If I understand correctly, you want the 2 threads to work alternately: updater wait until the renderer finish before to iterate again, and the renderer wait until the updater finish before to iterate again. Part of the computation could be parallel, but the number of iteration shall be similar between both.
You need 2 locks:
one for the updating
one for the rendering
Updater:
wait (renderingLk)
update
signal(updaterLk)
Renderer:
wait (updaterLk)
render
signal(renderingLk)
EDITED:
Even if it look simple, there are several problems to solve:
Allowing part of the calculations to be made in parallel: As in the above snippet, update and render will not be parallel but sequential, so there is no benefit to have multi-thread.
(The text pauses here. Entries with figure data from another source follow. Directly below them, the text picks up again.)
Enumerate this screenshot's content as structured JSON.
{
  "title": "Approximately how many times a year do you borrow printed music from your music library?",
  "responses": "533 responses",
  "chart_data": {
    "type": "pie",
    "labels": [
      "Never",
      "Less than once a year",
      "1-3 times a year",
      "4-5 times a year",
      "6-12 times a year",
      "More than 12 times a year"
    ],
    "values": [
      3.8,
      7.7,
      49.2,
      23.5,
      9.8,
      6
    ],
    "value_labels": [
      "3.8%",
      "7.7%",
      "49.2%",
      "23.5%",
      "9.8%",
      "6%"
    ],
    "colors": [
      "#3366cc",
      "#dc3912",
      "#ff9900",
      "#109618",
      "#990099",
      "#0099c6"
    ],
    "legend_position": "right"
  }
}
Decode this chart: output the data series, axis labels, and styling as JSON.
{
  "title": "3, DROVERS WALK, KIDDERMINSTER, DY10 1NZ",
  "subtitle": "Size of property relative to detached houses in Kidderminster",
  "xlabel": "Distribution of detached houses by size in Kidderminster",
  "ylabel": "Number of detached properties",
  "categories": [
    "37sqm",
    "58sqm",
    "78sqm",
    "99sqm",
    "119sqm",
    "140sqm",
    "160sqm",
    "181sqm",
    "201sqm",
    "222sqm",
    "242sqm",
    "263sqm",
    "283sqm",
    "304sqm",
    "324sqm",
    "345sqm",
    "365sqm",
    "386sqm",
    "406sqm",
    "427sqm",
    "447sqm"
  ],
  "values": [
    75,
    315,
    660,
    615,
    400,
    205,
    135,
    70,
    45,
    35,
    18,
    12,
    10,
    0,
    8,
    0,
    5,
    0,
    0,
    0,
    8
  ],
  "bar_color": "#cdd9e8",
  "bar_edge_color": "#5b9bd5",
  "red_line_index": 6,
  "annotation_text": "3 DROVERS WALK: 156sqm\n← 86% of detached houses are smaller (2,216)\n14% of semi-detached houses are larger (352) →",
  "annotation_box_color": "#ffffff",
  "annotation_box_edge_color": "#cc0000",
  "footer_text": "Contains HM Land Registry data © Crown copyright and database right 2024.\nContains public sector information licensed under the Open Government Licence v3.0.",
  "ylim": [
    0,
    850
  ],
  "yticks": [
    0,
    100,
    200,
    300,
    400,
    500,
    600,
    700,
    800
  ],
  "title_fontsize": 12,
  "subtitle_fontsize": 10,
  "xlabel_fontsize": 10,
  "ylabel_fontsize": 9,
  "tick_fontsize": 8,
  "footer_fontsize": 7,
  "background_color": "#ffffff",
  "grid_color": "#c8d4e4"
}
To a real solution, some the calculation should be made before the wait, and only the copy of the new values need to be between the wait and the signal. Same for rendering: all the render need to be made after the signal, and only getting the value between the wait and the signal.
The implementation need to care also about the initial state: so no rendering is performed before the first update.
The termination of both thread: so no one will stay locked or loop infinitely after the other terminate.
I think a mutex (alone) is not the right tool for the job. You might want to consider using a semaphore (or something similar) instead. What you describe sound a lot like a producer/consumer problem, i.e., one process is allowed to run once everytime another process has finnished a task. Therefore you might also have a look at producer/consumer patterns. For example this series might get you some ideas:
A multi-threaded Producer Consumer with C++11
There a std::mutex is combined with a std::condition_variable to mimic the behavior of a semaphore. An approach that appears quite reasonable. You would probably not count up and down but rather toggle true and false a variable with needs redraw semantics.
For reference:
http://en.cppreference.com/w/cpp/thread/condition_variable
C++0x has no semaphores? How to synchronize threads?
This is because you use a separate drawing variable that is only set when the rendering thread reacquires the mutex after a wait, which may be too late. The problem disappears when the drawing variable is removed and the check for wait in the update thread is replaced with ! m_rt.readyToDraw (which is already set by the update thread and hence not susceptible to the logical race.
Modified code and results
That said, since the threads do not work in parallel, I don't really get the point of having two threads. Unless you should choose to implement double (or even triple) buffering later.
A technique often used in computer graphics is to use a double-buffer. Instead of having the renderer and the producer operate on the same data in memory, each one has its own buffer. This is implemented by using two independent buffers, and switch them when needed. The producer updates one buffer, and when it is done, it switches the buffer and fills the second buffer with the next data. Now, while the producer is processing the second buffer, the renderer works with the first one and displays it.
You could use this technique by letting the renderer lock the swap operation such that the producer may have to wait until rendering is finished.